Zur Orientierung für Menschen mit Behinderungen

29.08.2016

Friedrich der Große heute im Steglitzer Stadtpark

Wir stellen den Herrn Inkognito (Name der Redaktion bekannt) vor, der von ihm selbstgebastelte Harke und Kescher in die Hände nahm und den Seerosenteich im Stadtpark Steglitz von Schlamm und Unrat zu befreien begann.

Foto: Hartmut Ulrich

„In Preußen ist man häufiger in Verlegenheit, alle verdienstvollen Handlungen gebührend zu belohnen, als in der Zwangslage, schlechte zu bestrafen. Man kann die Tugend nicht hoch genug achten, noch die, die sie ausüben, genug ermutigen. Das Staatsinteresse verlangt, dass alle Bürger sich der Tugend befleißigen. Von der Tugend soll man sprechen, wackere Taten sind herauszustreichen, damit sie womöglich noch höheren Glanz erhalten und die für sie empfänglichen Seelen zur Nacheiferung anspornen … Eine schöne Eigenschaft des Herrschers ist es, dass er das Verdienst im Verborgenen aufsucht und eine wackere Tat belohnt, die ohne Zeugen vollbracht ist.

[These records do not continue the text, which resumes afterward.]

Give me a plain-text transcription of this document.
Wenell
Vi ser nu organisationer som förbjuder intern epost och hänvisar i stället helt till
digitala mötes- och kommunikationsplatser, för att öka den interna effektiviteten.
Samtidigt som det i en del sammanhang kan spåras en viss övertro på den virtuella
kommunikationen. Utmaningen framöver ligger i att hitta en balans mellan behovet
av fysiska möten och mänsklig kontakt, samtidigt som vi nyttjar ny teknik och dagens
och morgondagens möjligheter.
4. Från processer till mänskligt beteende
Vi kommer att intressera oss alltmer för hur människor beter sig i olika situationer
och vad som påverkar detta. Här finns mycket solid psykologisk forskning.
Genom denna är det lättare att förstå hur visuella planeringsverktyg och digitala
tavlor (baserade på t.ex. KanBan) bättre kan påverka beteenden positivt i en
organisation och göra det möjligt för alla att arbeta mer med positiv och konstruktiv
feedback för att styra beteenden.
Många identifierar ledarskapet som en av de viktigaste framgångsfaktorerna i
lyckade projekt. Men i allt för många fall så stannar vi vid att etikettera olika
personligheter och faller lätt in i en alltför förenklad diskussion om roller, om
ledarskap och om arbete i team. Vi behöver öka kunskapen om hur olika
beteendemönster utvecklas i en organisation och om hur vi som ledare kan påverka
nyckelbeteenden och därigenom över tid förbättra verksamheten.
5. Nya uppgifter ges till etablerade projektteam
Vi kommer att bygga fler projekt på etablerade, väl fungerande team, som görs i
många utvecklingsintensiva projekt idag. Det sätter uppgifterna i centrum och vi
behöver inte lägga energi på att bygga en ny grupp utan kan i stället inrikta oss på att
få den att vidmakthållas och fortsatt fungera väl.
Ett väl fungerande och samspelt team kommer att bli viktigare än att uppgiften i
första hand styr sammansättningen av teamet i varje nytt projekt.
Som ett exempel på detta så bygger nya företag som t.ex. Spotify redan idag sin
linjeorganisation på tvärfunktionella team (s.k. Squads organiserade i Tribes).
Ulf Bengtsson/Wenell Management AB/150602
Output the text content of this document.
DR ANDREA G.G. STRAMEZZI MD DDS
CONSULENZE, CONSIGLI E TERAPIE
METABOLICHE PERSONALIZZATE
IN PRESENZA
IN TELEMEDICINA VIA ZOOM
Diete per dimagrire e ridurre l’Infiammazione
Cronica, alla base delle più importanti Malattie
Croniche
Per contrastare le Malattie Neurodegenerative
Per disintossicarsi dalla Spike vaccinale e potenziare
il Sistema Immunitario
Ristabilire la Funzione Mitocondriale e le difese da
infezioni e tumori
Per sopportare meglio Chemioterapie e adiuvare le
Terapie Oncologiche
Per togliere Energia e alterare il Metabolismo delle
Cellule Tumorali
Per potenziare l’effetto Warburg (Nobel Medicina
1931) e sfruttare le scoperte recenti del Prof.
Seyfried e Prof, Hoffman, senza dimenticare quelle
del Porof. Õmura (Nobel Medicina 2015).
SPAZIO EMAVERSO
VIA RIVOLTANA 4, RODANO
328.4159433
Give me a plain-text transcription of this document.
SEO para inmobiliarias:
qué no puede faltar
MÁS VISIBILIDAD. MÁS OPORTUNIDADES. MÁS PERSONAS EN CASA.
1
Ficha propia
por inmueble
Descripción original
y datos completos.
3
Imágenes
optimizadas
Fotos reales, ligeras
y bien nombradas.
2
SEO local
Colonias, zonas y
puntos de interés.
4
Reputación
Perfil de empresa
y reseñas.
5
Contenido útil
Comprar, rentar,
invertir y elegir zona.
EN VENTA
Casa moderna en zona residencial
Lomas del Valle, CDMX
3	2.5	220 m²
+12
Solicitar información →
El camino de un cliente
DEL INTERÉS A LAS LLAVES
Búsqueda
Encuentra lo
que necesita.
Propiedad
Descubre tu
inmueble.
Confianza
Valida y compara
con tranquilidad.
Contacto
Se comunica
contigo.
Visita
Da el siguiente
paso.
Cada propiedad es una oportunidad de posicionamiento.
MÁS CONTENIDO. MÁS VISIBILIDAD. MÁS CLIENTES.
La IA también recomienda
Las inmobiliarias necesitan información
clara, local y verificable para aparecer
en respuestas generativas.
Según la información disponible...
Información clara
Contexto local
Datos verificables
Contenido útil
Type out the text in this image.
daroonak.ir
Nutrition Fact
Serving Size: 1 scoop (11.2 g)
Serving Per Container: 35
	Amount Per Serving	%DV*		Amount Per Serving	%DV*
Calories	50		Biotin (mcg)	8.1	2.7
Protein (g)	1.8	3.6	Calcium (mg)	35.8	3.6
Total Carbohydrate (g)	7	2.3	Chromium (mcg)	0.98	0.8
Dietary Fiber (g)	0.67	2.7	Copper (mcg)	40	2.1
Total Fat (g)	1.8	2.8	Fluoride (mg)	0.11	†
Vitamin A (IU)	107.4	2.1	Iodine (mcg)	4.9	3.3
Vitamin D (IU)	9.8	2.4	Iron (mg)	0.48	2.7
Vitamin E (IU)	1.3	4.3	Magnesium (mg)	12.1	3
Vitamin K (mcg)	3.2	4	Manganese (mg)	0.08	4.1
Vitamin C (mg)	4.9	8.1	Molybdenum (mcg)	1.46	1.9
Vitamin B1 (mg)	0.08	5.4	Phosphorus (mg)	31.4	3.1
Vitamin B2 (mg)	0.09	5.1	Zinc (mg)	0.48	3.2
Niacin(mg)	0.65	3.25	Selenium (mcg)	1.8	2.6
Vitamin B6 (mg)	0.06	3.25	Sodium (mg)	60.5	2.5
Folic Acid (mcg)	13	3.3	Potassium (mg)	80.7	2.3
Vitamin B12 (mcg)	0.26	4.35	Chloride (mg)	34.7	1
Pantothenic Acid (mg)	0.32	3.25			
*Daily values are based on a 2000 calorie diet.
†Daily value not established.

Darauf soll er sein Augenmerk lenken und ebenso viele Spione halten, um die guten Eigenschaften der Bürger zu ermitteln, wie die Tyrannen, um Verschwörungen aufzudecken, die man gegen sie anzettelt.“ (Friedrich der Große: Das Politische Testament von 1752, Seite 47/49).

In diesem Sinne stellen wir also den Herrn Inkognito (Name der Redaktion bekannt) vor, der  von ihm selbstgebastelte Harke und Kescher in die Hände nahm und den Seerosenteich von Schlamm und Unrat zu befreien begann. Auch wenn ihm diese Sisyphusarbeit bisher noch nicht vollends gelang, sah er in seiner Arbeit im „Verborgenen“ eine gewisse Aufforderung an das Grünflächenamt des Bezirks - wohlwissend um dessen personelle Unterbesetzung - , den nicht nur im Augensinne betrüblichen Zustand  der Teiche im Stadtpark zu prüfen. Immerhin erfreute er durch seine löblichen Taten einige vorüber kommende Mitbürgerinnen und Mitbürger, aber vor allem Kinder dergestalt, dass sie – wenn auch nur kurzfristig – zur Harke und zum Kescher griffen. Die gefangenen Fischlein wurden natürlich wieder in den Teich gesetzt. Auch die Wasserfröschlein des Teiches ließen ihre Freude mit gewagten Lustsprüngen erkennen. Friedrich II., lebte er denn noch, hätte seine helle Freude an unserem Herrn X und seinen Taten.

Wie von Herrn X. vermeldet, waren inzwischen auch einige Heinzelmännchen vom Grünflächenamt (?) nicht nur scharf-, sondern auch einsichtig und haben den „Schlammaushub“ auf dem Platz  neben dem Teich schnell beseitigt und sogar den Rasen gemäht. (Sachstand 8.8.2016). Auch an diesen aufmerksamen Mitarbeitern hätte Friedrich II. seine Freude. Und er würde alle herzlich grüßen, wie auch der Spion

Hartmut Ulrich.

P.S. Leider sind Harke und  Kescher auf unerklärliche Weise verschwunden; die Arbeit muss ruhen. Hoffen wir also auf neue Heinzelmännchen!